We’ve Had 100 Years of Psychotherapy and the World Is Getting Worse
The venerable Jungian, James Hillman, and the iconoclastic Austinite and journalist Michael Ventura, improbably, wrote a book together.
Title? We’ve Had 100 Years of Psychotherapy and the World Is Getting Worse.
Provocative, funny, serious.
Most of the popular models of “psychotherapy” found in the thirty six thousandth edition of Corsini and Wedding do not even offer a nod toward spirituality or consciousness. The root metaphors (almost always unacknowledged and probably unrecognized) are mechanical, hydraulic, computer-centric or otherwise soul-less representations of what it means to be a conscious human being.
It reminds me of an old, early line about computer programming: “Crap in, crap out.” In this discussion, that would mean “If the model for understanding other humans diminishes them to “disorders” and broken personalities, how the hell are you going to use connection and love to create a healing process? Answer? You’re not.
Consciousness-Centered Therapy would bring the entire person into view, lower self and higher self, soma, mind and spirit…

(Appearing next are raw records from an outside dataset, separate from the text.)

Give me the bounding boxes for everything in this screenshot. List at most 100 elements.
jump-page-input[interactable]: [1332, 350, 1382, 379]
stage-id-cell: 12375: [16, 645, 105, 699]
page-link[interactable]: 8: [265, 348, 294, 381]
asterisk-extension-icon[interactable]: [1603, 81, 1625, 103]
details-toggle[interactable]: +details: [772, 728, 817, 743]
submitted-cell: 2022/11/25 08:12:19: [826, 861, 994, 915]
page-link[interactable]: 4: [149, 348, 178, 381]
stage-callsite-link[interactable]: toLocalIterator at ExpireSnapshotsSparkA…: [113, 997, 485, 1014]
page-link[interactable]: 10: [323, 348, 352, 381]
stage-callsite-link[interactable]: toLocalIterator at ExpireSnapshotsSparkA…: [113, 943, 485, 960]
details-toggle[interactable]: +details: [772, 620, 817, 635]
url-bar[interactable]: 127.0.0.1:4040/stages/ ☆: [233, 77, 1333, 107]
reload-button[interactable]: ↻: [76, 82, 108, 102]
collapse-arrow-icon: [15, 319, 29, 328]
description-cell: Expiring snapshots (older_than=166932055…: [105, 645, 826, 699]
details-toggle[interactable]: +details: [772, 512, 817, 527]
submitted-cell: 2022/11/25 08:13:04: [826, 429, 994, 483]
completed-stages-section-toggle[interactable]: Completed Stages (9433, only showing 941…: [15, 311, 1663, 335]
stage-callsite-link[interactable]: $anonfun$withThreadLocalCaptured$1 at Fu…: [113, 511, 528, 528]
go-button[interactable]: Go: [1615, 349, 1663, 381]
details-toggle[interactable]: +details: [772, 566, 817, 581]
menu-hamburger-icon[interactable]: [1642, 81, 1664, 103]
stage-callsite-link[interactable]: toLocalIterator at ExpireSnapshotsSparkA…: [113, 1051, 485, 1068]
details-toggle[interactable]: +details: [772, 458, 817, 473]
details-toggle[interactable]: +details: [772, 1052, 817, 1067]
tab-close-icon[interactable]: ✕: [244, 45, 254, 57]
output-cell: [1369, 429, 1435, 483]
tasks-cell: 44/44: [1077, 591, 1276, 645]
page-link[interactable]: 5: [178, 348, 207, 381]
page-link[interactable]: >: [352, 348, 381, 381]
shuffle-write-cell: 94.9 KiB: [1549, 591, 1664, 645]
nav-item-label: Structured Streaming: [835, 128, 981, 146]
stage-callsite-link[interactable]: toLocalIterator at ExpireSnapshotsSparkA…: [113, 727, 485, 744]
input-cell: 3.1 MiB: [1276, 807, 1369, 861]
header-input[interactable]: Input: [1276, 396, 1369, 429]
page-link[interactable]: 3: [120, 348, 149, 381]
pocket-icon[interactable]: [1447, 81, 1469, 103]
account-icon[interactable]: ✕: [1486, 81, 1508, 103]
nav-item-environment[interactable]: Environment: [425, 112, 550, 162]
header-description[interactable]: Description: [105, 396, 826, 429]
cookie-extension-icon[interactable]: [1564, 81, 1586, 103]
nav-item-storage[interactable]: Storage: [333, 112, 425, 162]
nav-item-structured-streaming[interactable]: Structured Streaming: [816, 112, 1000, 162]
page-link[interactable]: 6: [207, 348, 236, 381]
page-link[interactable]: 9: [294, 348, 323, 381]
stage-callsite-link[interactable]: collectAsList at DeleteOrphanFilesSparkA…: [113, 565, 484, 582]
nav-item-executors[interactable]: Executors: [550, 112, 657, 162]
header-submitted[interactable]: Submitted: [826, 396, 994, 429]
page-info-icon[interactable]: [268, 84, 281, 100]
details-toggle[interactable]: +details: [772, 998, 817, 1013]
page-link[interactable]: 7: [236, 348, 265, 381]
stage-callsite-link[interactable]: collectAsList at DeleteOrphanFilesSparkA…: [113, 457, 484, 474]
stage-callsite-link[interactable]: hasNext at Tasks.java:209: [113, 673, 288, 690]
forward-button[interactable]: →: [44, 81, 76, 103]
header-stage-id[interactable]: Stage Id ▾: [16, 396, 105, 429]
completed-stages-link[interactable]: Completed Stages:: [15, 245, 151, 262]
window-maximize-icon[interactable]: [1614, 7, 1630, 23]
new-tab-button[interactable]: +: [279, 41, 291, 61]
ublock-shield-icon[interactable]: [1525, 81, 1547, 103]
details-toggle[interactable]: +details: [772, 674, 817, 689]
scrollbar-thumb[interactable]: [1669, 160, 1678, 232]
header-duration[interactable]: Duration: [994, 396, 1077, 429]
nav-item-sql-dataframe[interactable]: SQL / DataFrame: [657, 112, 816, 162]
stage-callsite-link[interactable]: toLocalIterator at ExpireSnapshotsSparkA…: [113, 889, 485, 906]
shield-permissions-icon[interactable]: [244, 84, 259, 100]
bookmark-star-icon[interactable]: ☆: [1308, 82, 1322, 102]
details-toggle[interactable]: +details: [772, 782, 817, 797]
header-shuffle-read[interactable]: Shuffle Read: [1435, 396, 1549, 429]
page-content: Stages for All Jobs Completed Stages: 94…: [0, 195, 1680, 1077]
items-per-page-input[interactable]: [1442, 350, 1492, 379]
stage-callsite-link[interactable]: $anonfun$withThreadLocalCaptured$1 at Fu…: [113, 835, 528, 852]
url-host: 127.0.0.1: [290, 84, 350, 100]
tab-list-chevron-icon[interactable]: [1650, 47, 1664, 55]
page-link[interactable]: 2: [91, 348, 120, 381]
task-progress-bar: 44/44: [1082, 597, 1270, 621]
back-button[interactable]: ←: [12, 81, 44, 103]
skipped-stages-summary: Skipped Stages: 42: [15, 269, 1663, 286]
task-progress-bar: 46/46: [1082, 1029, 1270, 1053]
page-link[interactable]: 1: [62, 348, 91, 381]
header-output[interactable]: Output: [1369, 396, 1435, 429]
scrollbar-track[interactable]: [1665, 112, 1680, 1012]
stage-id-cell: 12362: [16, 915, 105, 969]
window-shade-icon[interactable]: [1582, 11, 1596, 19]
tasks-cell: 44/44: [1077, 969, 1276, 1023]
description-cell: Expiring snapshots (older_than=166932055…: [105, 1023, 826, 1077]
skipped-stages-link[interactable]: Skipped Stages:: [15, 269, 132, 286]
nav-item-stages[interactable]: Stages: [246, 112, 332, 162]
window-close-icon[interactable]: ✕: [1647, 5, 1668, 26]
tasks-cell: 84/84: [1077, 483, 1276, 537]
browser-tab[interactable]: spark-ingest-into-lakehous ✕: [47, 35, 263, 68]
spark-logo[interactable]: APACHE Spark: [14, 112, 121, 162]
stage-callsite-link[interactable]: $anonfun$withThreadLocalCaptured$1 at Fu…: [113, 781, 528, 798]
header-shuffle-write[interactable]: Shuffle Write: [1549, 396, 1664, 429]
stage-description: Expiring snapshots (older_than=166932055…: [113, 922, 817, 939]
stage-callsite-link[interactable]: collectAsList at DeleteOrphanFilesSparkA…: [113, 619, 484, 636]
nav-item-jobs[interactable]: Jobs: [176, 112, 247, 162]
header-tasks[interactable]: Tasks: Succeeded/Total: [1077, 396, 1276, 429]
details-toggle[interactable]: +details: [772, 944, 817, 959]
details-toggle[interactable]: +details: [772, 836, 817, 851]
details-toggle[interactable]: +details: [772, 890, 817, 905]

I’m going to go back to a mechanical metaphor. If you were working to build a high-powered race car, and focused on the chassis, engine, tires, exhaust system, but totally ignored the carburetor, because you were not quite sure that carburetors are real, or important, or because you were a little sheepish about discussing carburetors when none of your colleagues did, and your professional publications never mentioned “carburetors”—well, I would predict very limited success in building that high-powered race car…
Leave human consciousness or the dimension of spirit out of psychology and what kind of results would you expect?
What was the name of that Hillman and Ventura book again?